In the meantime, scientists must answer two key questions about borderland jaguars: 1) How exactly does the cat use the Arizona/New Mexico portion of its range? and 2) What exactly can the U.S. do to ensure its long-term existence in the Southwest?
“Just as we’re adapting to (the jaguar’s presence), to some extent the cat is adapting as well,” Van Pelt said.
Little historical evidence exists that shows whether the jaguar indeed ever bred in the Southwest. Most records of kills throughout the 20th century involved male jaguars.
The last female jaguar found in Arizona was shot and killed in 1963 south of Big Lake in the White Mountains, according to the book by Brown and López González. Before that, deer hunter Walter Noon shot and killed a female at Cerro Colorado, south of Tucson, in 1949.
Most recent photographs show only males roaming in Arizona, according to an Arizona Game and Fish Department report issued in February 2007.
Conservation groups, like the Northern Jaguar Project, which is headquarted on Grant Road, aim to preserve key wildlife corridors that scientists believe the cats use to get into Arizona from Mexico.

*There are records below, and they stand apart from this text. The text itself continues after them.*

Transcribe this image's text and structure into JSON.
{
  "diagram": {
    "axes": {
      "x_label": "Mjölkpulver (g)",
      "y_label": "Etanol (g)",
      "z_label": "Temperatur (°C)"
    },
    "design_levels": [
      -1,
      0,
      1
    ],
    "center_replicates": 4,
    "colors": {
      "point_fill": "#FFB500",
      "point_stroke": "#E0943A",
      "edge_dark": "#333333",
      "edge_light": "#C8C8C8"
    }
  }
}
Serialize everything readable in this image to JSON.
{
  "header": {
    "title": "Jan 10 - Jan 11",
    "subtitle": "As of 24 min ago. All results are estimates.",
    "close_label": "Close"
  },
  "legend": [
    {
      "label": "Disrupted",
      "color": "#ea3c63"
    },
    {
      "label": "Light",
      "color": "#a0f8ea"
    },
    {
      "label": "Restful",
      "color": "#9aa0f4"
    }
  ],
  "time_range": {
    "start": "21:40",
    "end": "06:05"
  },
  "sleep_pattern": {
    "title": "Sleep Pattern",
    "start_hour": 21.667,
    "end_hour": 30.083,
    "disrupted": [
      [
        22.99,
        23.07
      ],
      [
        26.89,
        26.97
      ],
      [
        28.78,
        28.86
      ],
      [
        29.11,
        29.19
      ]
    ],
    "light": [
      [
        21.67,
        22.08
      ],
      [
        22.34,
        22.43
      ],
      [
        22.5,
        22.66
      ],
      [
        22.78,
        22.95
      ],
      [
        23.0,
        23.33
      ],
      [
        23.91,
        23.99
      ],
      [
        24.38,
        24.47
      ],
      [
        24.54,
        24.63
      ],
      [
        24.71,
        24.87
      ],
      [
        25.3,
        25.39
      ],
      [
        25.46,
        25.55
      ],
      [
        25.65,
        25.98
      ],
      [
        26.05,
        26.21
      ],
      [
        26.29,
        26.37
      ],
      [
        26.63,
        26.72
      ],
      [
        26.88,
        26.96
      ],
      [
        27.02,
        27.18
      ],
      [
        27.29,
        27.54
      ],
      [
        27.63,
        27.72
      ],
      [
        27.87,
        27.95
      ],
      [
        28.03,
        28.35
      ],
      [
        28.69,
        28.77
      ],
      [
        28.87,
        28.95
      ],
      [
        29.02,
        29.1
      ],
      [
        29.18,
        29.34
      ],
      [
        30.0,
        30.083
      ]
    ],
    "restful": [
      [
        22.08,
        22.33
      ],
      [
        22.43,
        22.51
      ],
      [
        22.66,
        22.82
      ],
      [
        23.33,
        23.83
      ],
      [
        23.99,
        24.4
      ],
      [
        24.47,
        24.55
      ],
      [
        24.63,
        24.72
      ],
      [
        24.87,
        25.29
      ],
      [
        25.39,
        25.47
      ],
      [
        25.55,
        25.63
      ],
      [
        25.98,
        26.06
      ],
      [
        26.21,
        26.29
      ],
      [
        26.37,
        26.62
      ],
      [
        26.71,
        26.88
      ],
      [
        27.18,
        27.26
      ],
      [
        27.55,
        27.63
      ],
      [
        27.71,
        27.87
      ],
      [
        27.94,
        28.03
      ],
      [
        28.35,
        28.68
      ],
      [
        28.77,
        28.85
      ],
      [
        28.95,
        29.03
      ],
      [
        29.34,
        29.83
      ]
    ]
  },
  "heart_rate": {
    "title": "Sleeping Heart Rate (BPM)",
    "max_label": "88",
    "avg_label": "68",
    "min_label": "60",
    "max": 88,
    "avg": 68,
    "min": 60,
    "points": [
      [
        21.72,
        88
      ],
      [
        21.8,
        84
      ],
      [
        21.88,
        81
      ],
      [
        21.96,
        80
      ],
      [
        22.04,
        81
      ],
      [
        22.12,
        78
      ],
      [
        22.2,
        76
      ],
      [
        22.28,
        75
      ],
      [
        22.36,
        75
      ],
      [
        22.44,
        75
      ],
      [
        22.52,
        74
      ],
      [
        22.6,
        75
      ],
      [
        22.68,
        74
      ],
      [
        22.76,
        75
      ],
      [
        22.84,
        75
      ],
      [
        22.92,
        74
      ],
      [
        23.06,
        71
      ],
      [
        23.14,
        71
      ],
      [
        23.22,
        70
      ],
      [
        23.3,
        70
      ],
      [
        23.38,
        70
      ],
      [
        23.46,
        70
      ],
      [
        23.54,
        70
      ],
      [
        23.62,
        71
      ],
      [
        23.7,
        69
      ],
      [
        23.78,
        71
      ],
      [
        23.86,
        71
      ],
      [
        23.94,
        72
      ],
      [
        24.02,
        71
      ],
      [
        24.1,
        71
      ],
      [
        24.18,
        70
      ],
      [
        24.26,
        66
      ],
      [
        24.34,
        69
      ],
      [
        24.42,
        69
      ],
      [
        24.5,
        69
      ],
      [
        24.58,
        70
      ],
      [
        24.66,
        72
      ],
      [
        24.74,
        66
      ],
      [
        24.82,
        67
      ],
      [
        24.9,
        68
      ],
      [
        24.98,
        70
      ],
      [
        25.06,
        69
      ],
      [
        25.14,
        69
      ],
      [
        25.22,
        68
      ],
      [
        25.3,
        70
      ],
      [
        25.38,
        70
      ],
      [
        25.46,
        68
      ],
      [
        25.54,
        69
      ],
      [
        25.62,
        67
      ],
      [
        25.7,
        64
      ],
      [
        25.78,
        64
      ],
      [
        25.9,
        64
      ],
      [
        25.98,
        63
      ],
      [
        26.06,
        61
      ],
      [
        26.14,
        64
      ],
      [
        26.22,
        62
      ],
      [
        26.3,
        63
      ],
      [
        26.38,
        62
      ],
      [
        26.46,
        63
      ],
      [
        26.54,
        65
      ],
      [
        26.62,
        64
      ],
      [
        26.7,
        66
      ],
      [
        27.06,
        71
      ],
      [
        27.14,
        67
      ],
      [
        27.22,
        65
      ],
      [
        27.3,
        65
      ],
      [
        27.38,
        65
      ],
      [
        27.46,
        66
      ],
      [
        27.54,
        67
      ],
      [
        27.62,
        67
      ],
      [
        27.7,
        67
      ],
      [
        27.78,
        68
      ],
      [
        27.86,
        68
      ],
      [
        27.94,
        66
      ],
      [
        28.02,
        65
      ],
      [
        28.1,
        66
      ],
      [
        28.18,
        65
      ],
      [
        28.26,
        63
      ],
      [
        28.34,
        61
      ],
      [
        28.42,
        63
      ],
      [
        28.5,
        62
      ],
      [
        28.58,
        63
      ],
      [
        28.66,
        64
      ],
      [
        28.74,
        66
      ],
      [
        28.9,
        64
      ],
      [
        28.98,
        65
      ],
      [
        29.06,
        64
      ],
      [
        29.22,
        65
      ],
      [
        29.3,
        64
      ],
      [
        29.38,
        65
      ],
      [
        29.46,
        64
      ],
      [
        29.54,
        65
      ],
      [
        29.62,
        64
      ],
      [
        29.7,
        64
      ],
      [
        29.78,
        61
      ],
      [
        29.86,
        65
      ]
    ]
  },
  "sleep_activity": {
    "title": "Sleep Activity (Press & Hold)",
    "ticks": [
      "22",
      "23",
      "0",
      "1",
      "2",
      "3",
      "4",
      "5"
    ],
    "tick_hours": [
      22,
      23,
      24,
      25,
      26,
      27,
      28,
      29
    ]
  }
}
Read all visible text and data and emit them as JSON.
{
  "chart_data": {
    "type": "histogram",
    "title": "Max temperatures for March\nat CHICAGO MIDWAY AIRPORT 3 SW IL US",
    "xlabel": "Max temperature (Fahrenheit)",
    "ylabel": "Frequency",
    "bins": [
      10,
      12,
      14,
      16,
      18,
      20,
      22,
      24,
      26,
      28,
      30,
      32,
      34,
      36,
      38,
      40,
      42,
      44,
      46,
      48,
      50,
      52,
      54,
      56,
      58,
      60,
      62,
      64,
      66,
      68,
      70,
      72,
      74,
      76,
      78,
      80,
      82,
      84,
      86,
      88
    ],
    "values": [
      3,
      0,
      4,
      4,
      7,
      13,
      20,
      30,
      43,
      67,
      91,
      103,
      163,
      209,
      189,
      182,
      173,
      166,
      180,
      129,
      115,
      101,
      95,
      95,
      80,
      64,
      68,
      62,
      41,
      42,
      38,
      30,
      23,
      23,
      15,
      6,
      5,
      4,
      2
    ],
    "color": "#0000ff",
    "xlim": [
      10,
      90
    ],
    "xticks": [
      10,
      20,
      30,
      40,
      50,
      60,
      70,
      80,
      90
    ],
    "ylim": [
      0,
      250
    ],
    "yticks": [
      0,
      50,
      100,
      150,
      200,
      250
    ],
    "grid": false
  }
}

The Northern Jaguar Project’s Mexico preserve stands in the foothills of the Sierra Madre Occidental. Haynes believes that jaguars, trying to stake out new territory, traverse the smaller ranges north into southeast Arizona’s Sky Islands, a network of ranges that includes the Tumacacori Highlands and the Santa Rita and Chiracahua mountains.
The proposed and partially built portions of the border fence and the continuing effect of human sprawl threaten “connectivity” of wildlife corridors throughout the region, from northern Mexico to points south and southeast of Tucson, Haynes warned.
But the large cats persist and even have grown in numbers in Mexico through various conservation efforts. And the animals continue venturing into the Arizona wilds, rarely seen and leaving little trace of their movements.
Their secretive habits seem only to enhance the mystique surrounding America’s only “roaring cat.”